Qualche anno fa mi capitava di frequentare, due o tre volte al mese, la Capitale.

Questa assidua frequentazione mi ha portato a cercare dei punti di riferimento stabili: stesso albergo, aperitivo al bar del Salone Margherita, cena alla trattoria dal cavalier Gino nei pressi di Montecitorio e fine serata in una locale nella zona del Pantheon.

Risultato: mi ha portato a stringere una forte amicizia con le persone che lavoravano in quei locali (titolare, camerieri, alcuni frequentatori abituali) perché quando ci si trova a distanza di molti chilometri sentirsi come in famiglia, a casa, era, per me, importante se non fondamentale.

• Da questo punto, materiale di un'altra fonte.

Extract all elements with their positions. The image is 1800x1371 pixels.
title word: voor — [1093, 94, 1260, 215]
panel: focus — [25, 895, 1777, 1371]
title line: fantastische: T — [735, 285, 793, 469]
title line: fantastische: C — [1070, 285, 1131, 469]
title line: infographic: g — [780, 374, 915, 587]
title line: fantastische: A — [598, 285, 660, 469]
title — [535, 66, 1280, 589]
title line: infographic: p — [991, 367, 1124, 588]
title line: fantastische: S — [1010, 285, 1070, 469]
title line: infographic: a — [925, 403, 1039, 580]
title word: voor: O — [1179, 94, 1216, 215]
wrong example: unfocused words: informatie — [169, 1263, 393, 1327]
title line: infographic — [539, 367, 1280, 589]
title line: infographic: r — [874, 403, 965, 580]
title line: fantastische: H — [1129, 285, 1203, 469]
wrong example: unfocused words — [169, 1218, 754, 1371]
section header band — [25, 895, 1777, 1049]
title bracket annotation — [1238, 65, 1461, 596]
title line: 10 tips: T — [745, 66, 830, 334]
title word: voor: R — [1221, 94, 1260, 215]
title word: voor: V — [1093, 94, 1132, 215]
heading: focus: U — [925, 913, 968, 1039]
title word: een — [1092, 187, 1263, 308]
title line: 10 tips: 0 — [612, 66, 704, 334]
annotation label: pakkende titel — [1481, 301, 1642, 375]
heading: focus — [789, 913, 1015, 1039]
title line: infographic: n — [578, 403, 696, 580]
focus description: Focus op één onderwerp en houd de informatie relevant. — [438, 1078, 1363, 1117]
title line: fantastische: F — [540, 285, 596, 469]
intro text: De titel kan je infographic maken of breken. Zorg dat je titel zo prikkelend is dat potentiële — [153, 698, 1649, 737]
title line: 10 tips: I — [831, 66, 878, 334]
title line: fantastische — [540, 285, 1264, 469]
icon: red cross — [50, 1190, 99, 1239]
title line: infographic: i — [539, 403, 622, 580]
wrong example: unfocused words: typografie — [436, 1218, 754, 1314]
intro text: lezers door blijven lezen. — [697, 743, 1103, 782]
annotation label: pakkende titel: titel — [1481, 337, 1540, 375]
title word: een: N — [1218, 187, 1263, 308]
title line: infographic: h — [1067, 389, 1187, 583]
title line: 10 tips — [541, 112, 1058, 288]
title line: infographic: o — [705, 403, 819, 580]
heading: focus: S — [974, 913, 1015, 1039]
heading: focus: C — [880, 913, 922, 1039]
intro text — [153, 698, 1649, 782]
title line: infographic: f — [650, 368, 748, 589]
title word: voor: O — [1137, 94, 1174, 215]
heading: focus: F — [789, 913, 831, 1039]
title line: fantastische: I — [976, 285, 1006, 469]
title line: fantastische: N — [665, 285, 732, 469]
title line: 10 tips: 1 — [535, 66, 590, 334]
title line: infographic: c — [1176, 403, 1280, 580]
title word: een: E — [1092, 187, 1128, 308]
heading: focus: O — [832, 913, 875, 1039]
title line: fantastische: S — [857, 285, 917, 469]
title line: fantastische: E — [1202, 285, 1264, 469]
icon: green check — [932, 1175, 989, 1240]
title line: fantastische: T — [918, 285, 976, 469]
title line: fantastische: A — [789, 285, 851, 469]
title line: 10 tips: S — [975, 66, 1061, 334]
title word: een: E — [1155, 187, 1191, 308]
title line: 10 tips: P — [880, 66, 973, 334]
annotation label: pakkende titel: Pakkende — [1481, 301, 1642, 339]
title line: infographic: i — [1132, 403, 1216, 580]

Tutto questo mi ha fatto maturare una riflessione: in un mondo diventato “mordi e fuggi” si riesce ancora a ricreare questo spirito? Mi pare proprio di no perché il nostro mondo oggi vive a “testa bassa” rifuggendo lo sguardo altrui, chinandosi solo su smartphone e tablet, viviamo isolati inglobati nel tessuto sociale.

Anche per dialogare abbiamo creato un mondo virtuale parallelo.

Le domande mi sorgono spontanee. Possiamo fare ancora qualcosa per invertire questa tendenza?

Riusciamo a recuperare un minimo di socialità in più? Si tratta del rischio di contrarre una malattia contagiosissima per la quale non esiste rimedio, la “socializzazione”? Penso che sempre più rischiamo di ritrovaci “soli in mezzo a tanta gente”.

L’evoluzione tecnologica è importate ed essenziale, il rimanere al passo con i tempi assolutamente necessario ma difendere il nostro essere “uomini” e “donne” reali altrettanto assolutamente necessario. Pensiamoci, però, prima che sia troppo tardi e non riusciamo più a porre rimedio.

Paolo Coelho afferma: “L’universo ha senso solo quando abbiamo qualcuno con cui condividere le nostre emozioni”.